With the world becoming smaller, more and more families find themselves in a place, some without even realising it, where more advanced Multi-Jurisdictional Planning and structuring is needed.

In today's world, it is common to have a business involved with cross border transactions, and it is imperative that these businesses and stakeholders understand their global exposure and create a plan that maximises the benefit of this globally, while reducing costs, confusion, and stress.

Understanding international laws is no longer only a concern for multi-national companies. Readily available second residency schemes, and the ease with which people can live, invest and do business outside of their home countries, has escalated the importance of understanding the impact of various laws on the business and their own asset protection, tax and estate planning strategies and vehicles.

Multi-Jurisdictional Planning is an area of planning endemic with potential pitfalls for the unwary and ill-prepared, with a complex labyrinth of rules, entirely out of proportion to the frequency in which most traditional estate planning practitioners confront them. This makes it a highly specialised area of practice, with little to no room for errors, as mistakes are very costly or impossible to correct.

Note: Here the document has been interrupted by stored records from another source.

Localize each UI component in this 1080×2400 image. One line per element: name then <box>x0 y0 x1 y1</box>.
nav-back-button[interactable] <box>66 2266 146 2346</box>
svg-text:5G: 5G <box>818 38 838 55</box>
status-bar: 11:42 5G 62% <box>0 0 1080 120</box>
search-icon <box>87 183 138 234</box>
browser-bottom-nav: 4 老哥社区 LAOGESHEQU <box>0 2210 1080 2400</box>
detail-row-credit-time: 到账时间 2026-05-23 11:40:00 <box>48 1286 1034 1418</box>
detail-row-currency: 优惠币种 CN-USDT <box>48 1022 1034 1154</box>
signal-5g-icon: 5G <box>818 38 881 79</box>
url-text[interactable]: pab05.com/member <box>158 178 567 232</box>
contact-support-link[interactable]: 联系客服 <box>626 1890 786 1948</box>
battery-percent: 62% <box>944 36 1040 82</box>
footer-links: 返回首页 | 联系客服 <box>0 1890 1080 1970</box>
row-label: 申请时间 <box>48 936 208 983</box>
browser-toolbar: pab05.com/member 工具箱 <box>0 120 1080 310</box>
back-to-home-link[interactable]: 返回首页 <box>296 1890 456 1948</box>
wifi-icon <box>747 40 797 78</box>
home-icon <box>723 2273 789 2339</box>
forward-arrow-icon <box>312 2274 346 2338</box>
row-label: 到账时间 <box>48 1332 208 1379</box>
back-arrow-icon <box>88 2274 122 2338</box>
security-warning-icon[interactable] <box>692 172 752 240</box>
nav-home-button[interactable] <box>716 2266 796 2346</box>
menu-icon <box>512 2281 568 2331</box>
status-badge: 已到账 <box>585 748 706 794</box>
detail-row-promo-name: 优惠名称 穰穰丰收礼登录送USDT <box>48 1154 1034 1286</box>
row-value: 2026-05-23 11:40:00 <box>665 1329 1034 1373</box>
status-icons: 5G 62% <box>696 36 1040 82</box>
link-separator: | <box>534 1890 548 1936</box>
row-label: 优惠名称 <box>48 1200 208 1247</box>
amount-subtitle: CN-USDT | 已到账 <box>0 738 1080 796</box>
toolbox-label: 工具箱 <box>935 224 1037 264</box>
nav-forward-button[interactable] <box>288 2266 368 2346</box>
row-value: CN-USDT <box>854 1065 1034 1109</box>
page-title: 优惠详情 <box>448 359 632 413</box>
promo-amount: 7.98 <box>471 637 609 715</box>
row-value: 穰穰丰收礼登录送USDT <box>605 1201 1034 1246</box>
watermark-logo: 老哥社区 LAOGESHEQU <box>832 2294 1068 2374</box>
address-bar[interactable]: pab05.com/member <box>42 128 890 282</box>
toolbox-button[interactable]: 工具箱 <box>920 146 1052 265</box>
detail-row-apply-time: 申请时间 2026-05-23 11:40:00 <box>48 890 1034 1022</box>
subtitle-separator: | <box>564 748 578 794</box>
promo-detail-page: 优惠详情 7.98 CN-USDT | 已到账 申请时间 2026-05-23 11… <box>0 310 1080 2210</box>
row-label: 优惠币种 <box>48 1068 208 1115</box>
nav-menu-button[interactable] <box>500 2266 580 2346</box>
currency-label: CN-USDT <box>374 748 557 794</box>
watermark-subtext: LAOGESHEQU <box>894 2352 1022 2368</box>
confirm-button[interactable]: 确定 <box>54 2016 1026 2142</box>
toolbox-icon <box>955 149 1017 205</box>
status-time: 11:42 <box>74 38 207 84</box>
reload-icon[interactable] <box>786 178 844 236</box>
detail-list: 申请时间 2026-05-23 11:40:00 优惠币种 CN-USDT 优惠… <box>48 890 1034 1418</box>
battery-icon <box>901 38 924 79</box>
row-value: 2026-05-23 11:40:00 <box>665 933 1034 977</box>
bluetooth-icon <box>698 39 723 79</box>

Multi-Jurisdictional Planning is called for when there are:

  • Business is conducted across borders

  • Foreign-located assets.

  • Scattered family,

  • The possibility of foreign-located deceased, and

  • Foreign-located beneficiaries.

With the multitude of changes to international or multi-jurisdictional laws and regulations, most professional firms such as financial services, attorneys, accountants, and auditors are not as up to date or focused as they would like to be, on International Tax, International Estate Planning, International transactional banking or international asset protection rules and laws.

Compounding to this already confusing area of Planning, planners must also regularly contend with numerous, sometimes conflicting laws and regulations.

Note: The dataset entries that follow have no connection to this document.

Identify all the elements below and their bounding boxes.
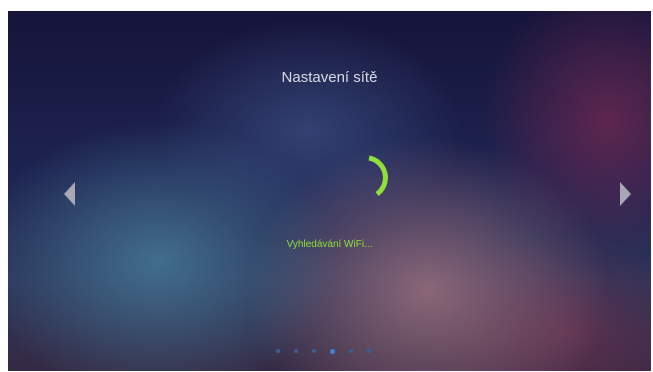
- page-dot[interactable]: [294, 349, 298, 353]
- network-setup-screen: Nastavení sítě Vyhledávání WiFi...: [8, 11, 651, 371]
- page-dot[interactable]: [349, 349, 353, 353]
- chevron-right-icon: [620, 182, 631, 206]
- chevron-left-icon: [64, 182, 75, 206]
- loading-spinner-icon: [345, 154, 393, 202]
- prev-page-button[interactable]: [62, 181, 78, 207]
- page-dot[interactable]: [367, 349, 371, 353]
- page-dot[interactable]: [312, 349, 316, 353]
- page-dot-active[interactable]: [330, 348, 335, 354]
- wifi-scan-status: Vyhledávání WiFi...: [286, 239, 373, 250]
- next-page-button[interactable]: [617, 181, 633, 207]
- page-title: Nastavení sítě: [281, 69, 378, 86]
- page-indicator: [276, 347, 396, 355]
- page-dot[interactable]: [276, 349, 280, 353]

Multi-Jurisdictional structuring normally encompasses three pillars (four if exchange controls are applicable) to ensure an effective structure and transactions:

  1. International Tax Planning, understanding when, where and how the structure can be taxed globally as well as the concerns due to double or multiple taxations of a single transaction

  2. International Estate Planning, understanding the impact on the structure should one of the stakeholders pass away. 

  3. Asset Protection planning, realising what impact each stakeholder's personal current and future creditors can have on such structure or business.

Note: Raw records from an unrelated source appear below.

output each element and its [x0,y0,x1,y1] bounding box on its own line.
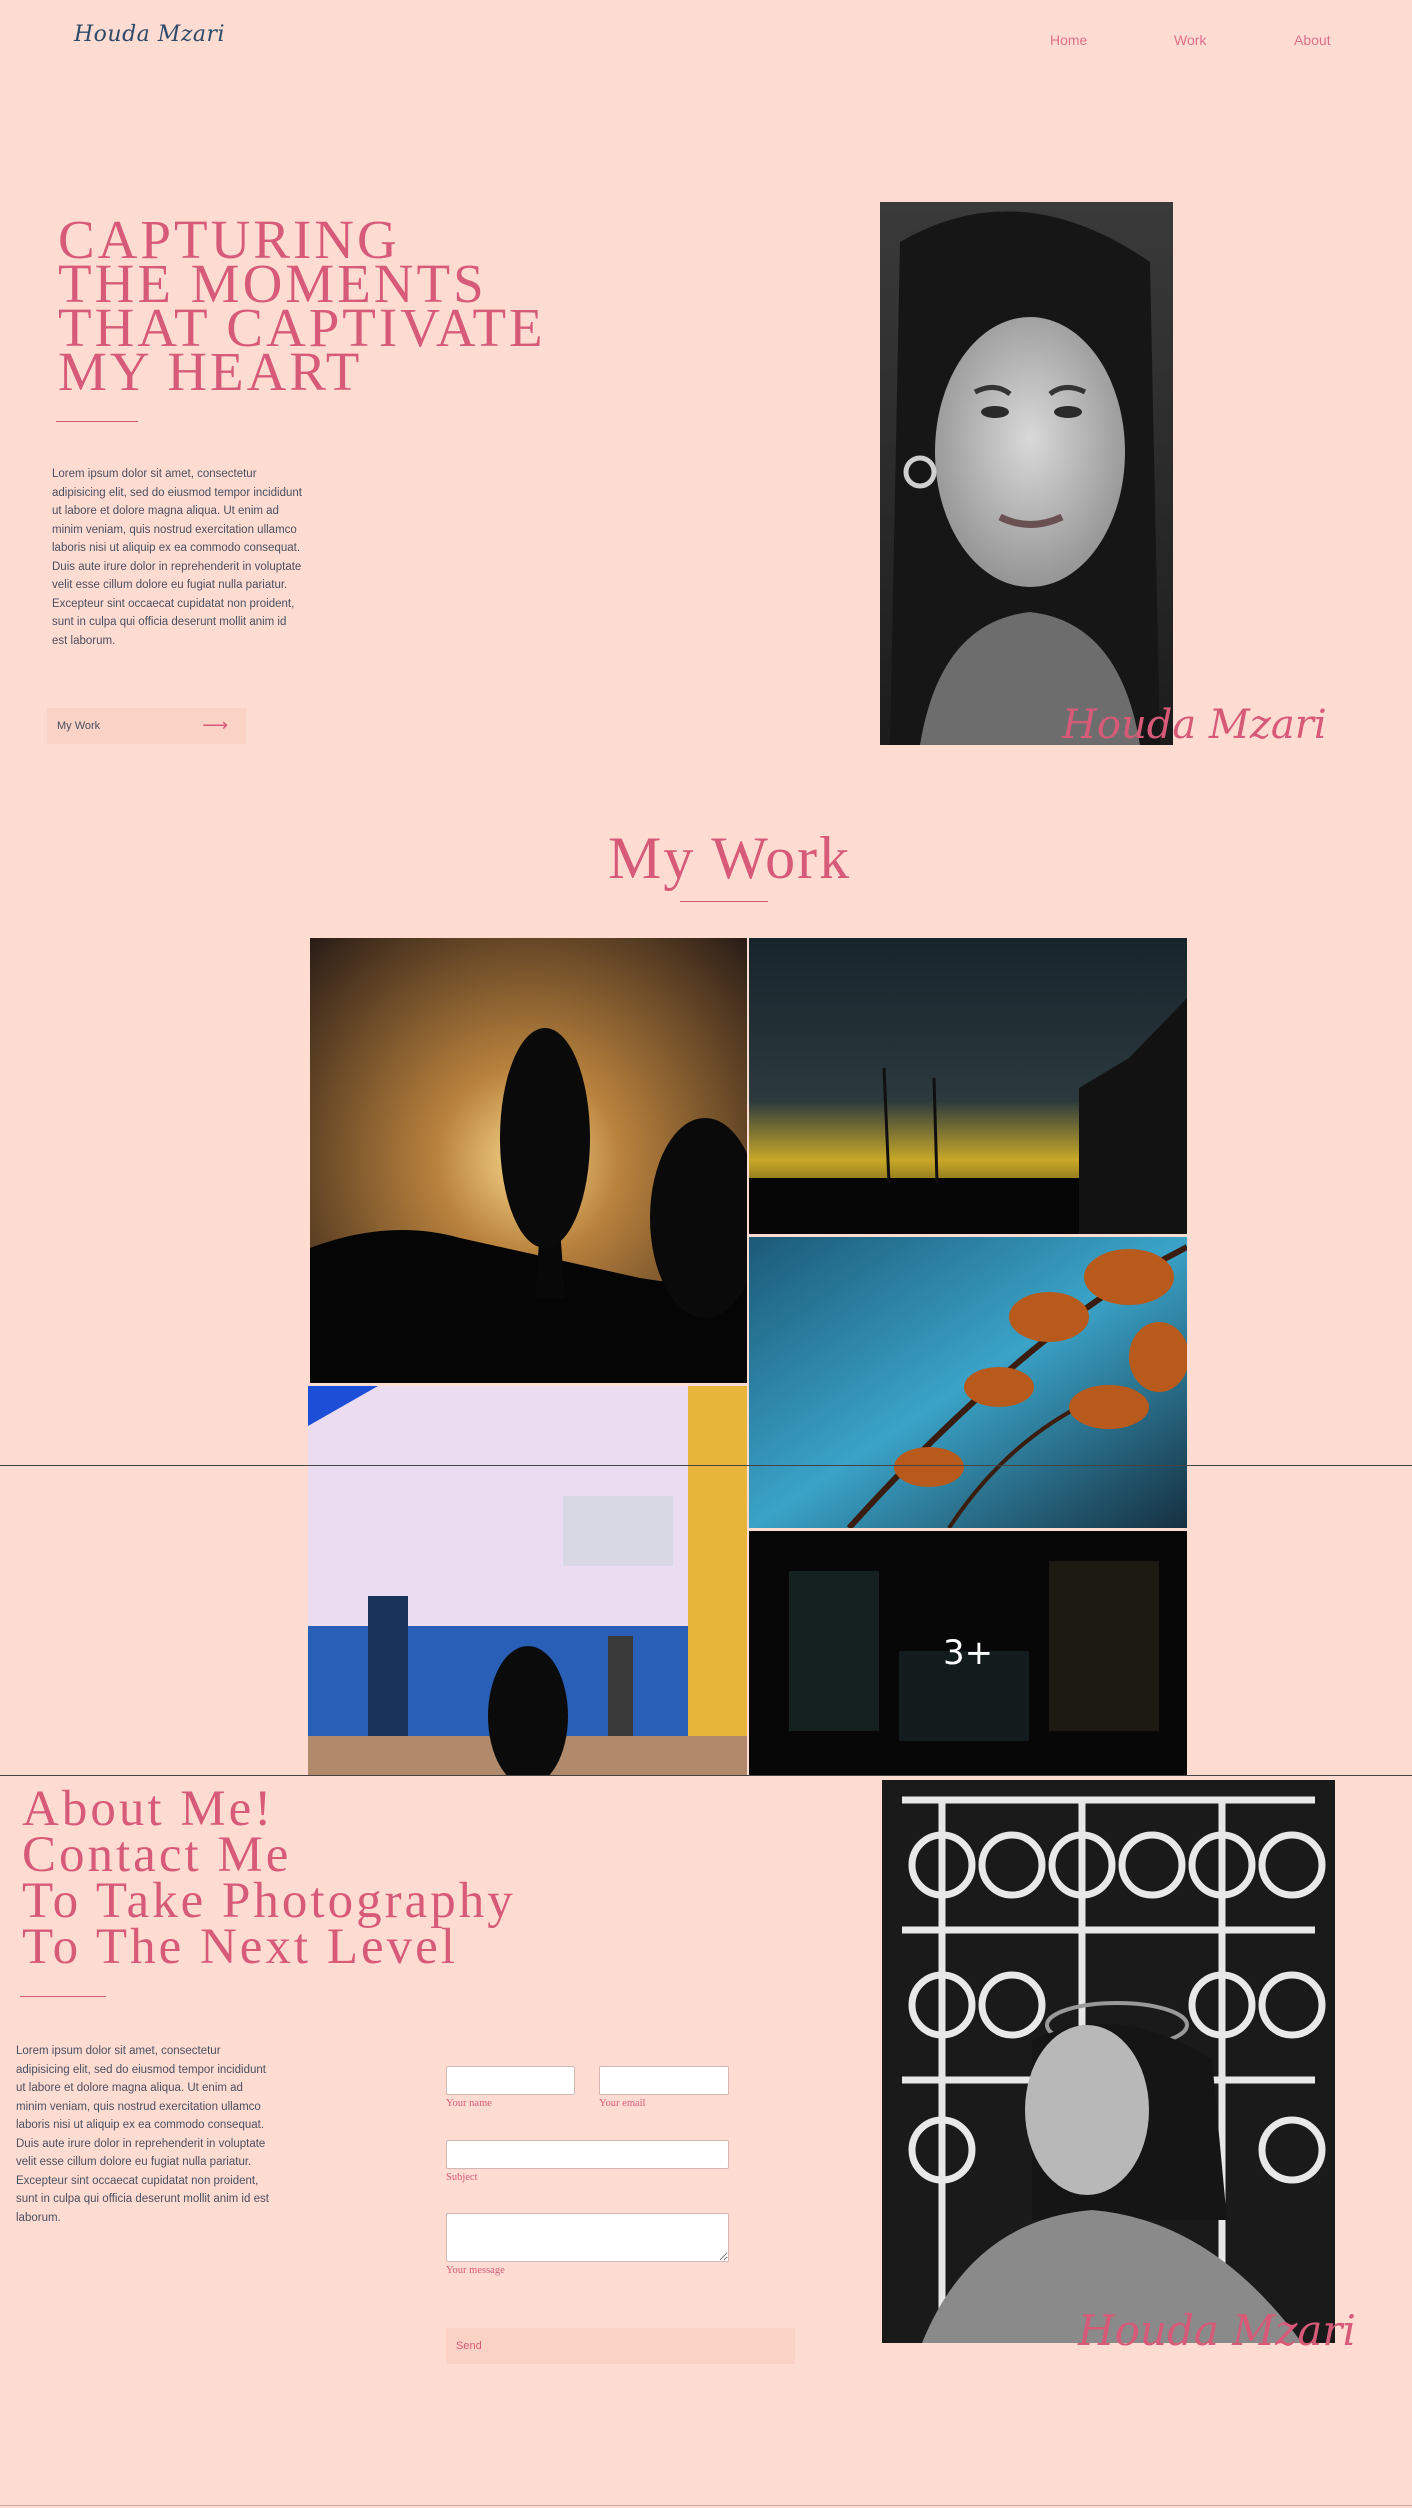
subject-label: Subject [446,2172,478,2183]
about-title-line: Contact Me [22,1827,292,1883]
about-portrait [882,1780,1335,2343]
hero-divider [56,421,138,422]
my-work-button-label: My Work [57,720,101,732]
gallery-photo-sunset-trees[interactable] [310,938,747,1383]
name-field[interactable] [446,2066,575,2095]
about-paragraph: Lorem ipsum dolor sit amet, consectetur … [16,2045,269,2224]
about-divider [20,1996,106,1997]
subject-field[interactable] [446,2140,729,2169]
logo[interactable]: Houda Mzari [74,22,225,47]
divider-line [0,1775,1412,1776]
message-label: Your message [446,2265,505,2276]
send-button[interactable]: Send [446,2328,795,2364]
about-signature: Houda Mzari [1078,2306,1356,2355]
house-illustration [308,1386,747,1775]
divider-line [0,1465,1412,1466]
gallery-photo-dusk-street[interactable] [749,938,1187,1234]
hero-portrait [880,202,1173,745]
email-field[interactable] [599,2066,729,2095]
hero-paragraph: Lorem ipsum dolor sit amet, consectetur … [52,468,302,647]
about-title-line: To The Next Level [22,1919,458,1975]
gallery-more-tile[interactable]: 3+ [749,1531,1187,1775]
my-work-button[interactable]: My Work ⟶ [47,708,246,744]
work-title: My Work [608,825,852,891]
gallery-photo-white-house[interactable] [308,1386,747,1775]
gallery-photo-autumn-branches[interactable] [749,1237,1187,1528]
window-portrait-illustration [882,1780,1335,2343]
work-divider [680,901,768,902]
branches-illustration [749,1237,1187,1528]
nav-home[interactable]: Home [1050,32,1087,48]
nav-work[interactable]: Work [1174,32,1206,48]
message-field[interactable] [446,2213,729,2262]
dusk-illustration [749,938,1187,1234]
page-bottom-line [0,2505,1412,2506]
email-label: Your email [599,2098,646,2109]
arrow-right-icon: ⟶ [202,715,228,735]
sunset-illustration [310,938,747,1383]
name-label: Your name [446,2098,492,2109]
hero-title: CAPTURING THE MOMENTS THAT CAPTIVATE MY … [58,212,546,399]
hero-signature: Houda Mzari [1062,702,1327,748]
about-title-line: To Take Photography [22,1873,516,1929]
about-title: About Me! Contact Me To Take Photography… [22,1781,516,1975]
more-photos-badge: 3+ [942,1633,994,1673]
portrait-illustration [880,202,1173,745]
about-title-line: About Me! [22,1781,275,1837]
nav-about[interactable]: About [1294,32,1331,48]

If Applicable, a four-pillar: 

4. Exchange Change Control, understanding the regulations applicable and identify possible contravention of such, adapting transactions and structures not to be in contravention of Excon, as this is a criminal offence.

The need for proper analysis of the existing conditions prior to the design and implementation of the desired strategy has resulted in our MJRA (Multi-Jurisdictional Risk Analysis), a process that allows us to:

  • Review your entire structure, inclusive of establishment deeds, structural compliance, and corporate governance,

  • Identify any possible legislative and regulative risks, as well as

  • Review contracts and agreements that you are party to that impact your multi-jurisdictional strategies, for example, Shareholders', Buy and Sell, or Trade Agreements, or Letter of Wishes,

  • Development and Implementation of Multi-Jurisdictional Strategy.